Fig. 4. PI3K/Akt pathway is a pivotal mechanism by which PRR15 deficiency promotes the progression of TNBC.

a, b Significant GO clusters for the CC categories (a) and KEGG pathways (b) enriched by the DEGs between PRR15-knockdown MDA-MB-231 cells and control cells. c Western blot analysis of the expression of the key factors of the PI3K/Akt signaling in MDA-MB-231 (top panel) and CAL51 (bottom panel) cells with PRR15 knockdown and overexpression. d Schematic representation of the study design and timeline of LY194002 treatment in mice receiving an injection of PRR15-silenced MDA-MB-231 and control cells into the tail vein. e–g Representative gross (e, left panel) and histopathological (e, right panel) images of the lungs of the mice mentioned in Fig. 4d, as well as the number of metastatic foci (f) and lung weight (g). h–j Representative images of the expression of PRR15, p-PI3K, and p-Akt in the tumor mass of TNBC patients with high and low expression of PRR15 detected by IHC (h), and statistics of IHC staining scores of p-PI3K (i) and p-Akt (j). k Co-expression heat map of PRR15 and critical molecules of EMT signaling for BRCA data analysis archived by TCGA. l Scatter plots of the correlation between PRR15 expression and the expression of the mesenchymal markers vimentin (VIM, left panel) and SNAI1 (right panel). m Transwell migration analysis of the indicated MDA-MB-231 cells with different expression levels of PRR15. n, o Relative expression of vimentin (VIM) and SNAI1 in CAL51 cells with PRR15 knockdown (n) and PRR15 overexpression (o) along with the corresponding control cells evaluated by RT-qPCR. p Western blot analysis of EMT markers in MDA-MB-231 cell with silencing or overexpression of PRR15 and their controls. Data are presented as mean ± SEM (f, g, m–o) or median and interquartile range (i, j), and analyzed by unpaired t-test (f, g, m–o), Wilcoxon rank-sum test (i, j), or Spearman correlation coefficients (k, l). ^*P < 0.05, ^***P < 0.001. Scale bars: e, left 2.5 mm, right 2 mm; h, 200 μm; m, 100 μm. GO Gene Ontology, CC Cellular Component, KEGG Kyoto Encyclopedia of Genes and Genomes, DEGs differentially expressed genes, IHC immunohistochemistry, EMT epithelial-mesenchymal transition, BRCA breast invasive carcinoma, TCGA The Cancer Genome Atlas, RT-qPCR quantitative reverse transcription polymerase chain reaction.

Fig. 5. PRR15 expression acts as a robust predictor of the disease outcome in TNBC patients.
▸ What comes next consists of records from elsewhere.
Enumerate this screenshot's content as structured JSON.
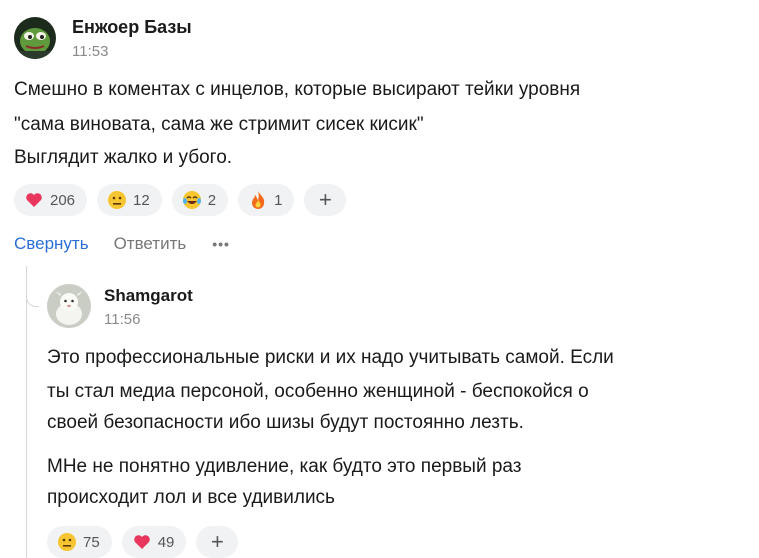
{
  "comment": {
    "author": "Енжоер Базы",
    "time": "11:53",
    "lines": [
      "Смешно в коментах с инцелов, которые высирают тейки уровня",
      "\"сама виновата, сама же стримит сисек кисик\"",
      "Выглядит жалко и убого."
    ],
    "reactions": [
      {
        "icon": "heart-icon",
        "count": "206"
      },
      {
        "icon": "neutral-face-icon",
        "count": "12"
      },
      {
        "icon": "tears-of-joy-icon",
        "count": "2"
      },
      {
        "icon": "fire-icon",
        "count": "1"
      }
    ],
    "add_reaction": "+",
    "actions": {
      "collapse": "Свернуть",
      "reply": "Ответить",
      "more": "•••"
    }
  },
  "reply": {
    "author": "Shamgarot",
    "time": "11:56",
    "paragraph1": [
      "Это профессиональные риски и их надо учитывать самой. Если",
      "ты стал медиа персоной, особенно женщиной - беспокойся о",
      "своей безопасности ибо шизы будут постоянно лезть."
    ],
    "paragraph2": [
      "МНе не понятно удивление, как будто это первый раз",
      "происходит лол и все удивились"
    ],
    "reactions": [
      {
        "icon": "neutral-face-icon",
        "count": "75"
      },
      {
        "icon": "heart-icon",
        "count": "49"
      }
    ],
    "add_reaction": "+"
  },
  "colors": {
    "accent": "#2a6fd6",
    "pill_bg": "#f1f2f4",
    "muted": "#8a8a8a"
  }
}
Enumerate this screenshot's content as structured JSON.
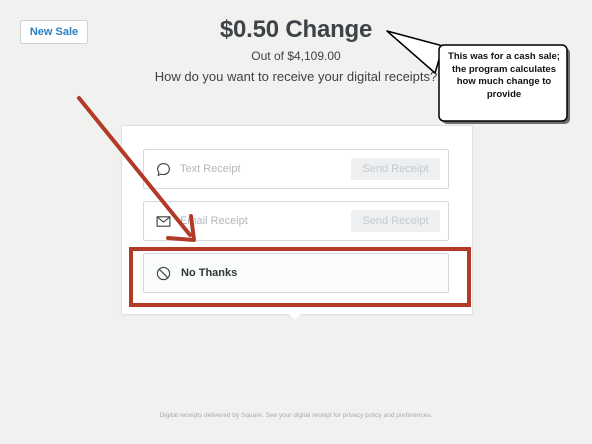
{
  "toolbar": {
    "new_sale_label": "New Sale"
  },
  "header": {
    "change": "$0.50 Change",
    "total": "Out of $4,109.00",
    "prompt": "How do you want to receive your digital receipts?"
  },
  "receipt_options": {
    "text": {
      "placeholder": "Text Receipt",
      "send_label": "Send Receipt",
      "icon": "speech-bubble-icon"
    },
    "email": {
      "placeholder": "Email Receipt",
      "send_label": "Send Receipt",
      "icon": "envelope-icon"
    },
    "none": {
      "label": "No Thanks",
      "icon": "prohibited-icon"
    }
  },
  "annotation": {
    "callout": "This was for a cash sale; the program calculates how much change to provide",
    "highlight_color": "#b23a26"
  },
  "footer": {
    "text": "Digital receipts delivered by Square. See your digital receipt for privacy policy and preferences."
  },
  "colors": {
    "accent": "#2a7fc2",
    "background": "#f1f1f0",
    "text": "#3d4346"
  }
}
a Comparison of clinical staging in breast cancer patients with high and low PRR15 expression using the TCGA-BRCA dataset. b IHC staining score of PRR15 in TNBC patients with or without metastases in the breast cancer cohort (cases corresponding to tissue microarray). c, d Statistics of the number of metastatic sites in the PRR15^High and PRR15^Low patients in our TNBC cohort (c) together with the profile of metastatic sites (d). e–h Kaplan–Meier survival curves for DFS in the overall TNBC cohort (e), for DFS (f) and OS (g) in the subgroup of TNBC patients receiving EC-P treatment, and for DFS in the subgroup of TNBC patients with high Ki-67 index (>30, h). Data are presented as percentage of the total (a, c, d) or median and interquartile range (b), and analyzed by χ2 test (a), rank-sum test (b, c), or log-rank test (e–h). TCGA The Cancer Genome Atlas, BRCA breast invasive carcinoma, IHC immunohistochemistry, TNBC triple-negative breast cancer, DFS disease-free survival, OS overall survival, EC-P epirubicin and cyclophosphamide followed by paclitaxel.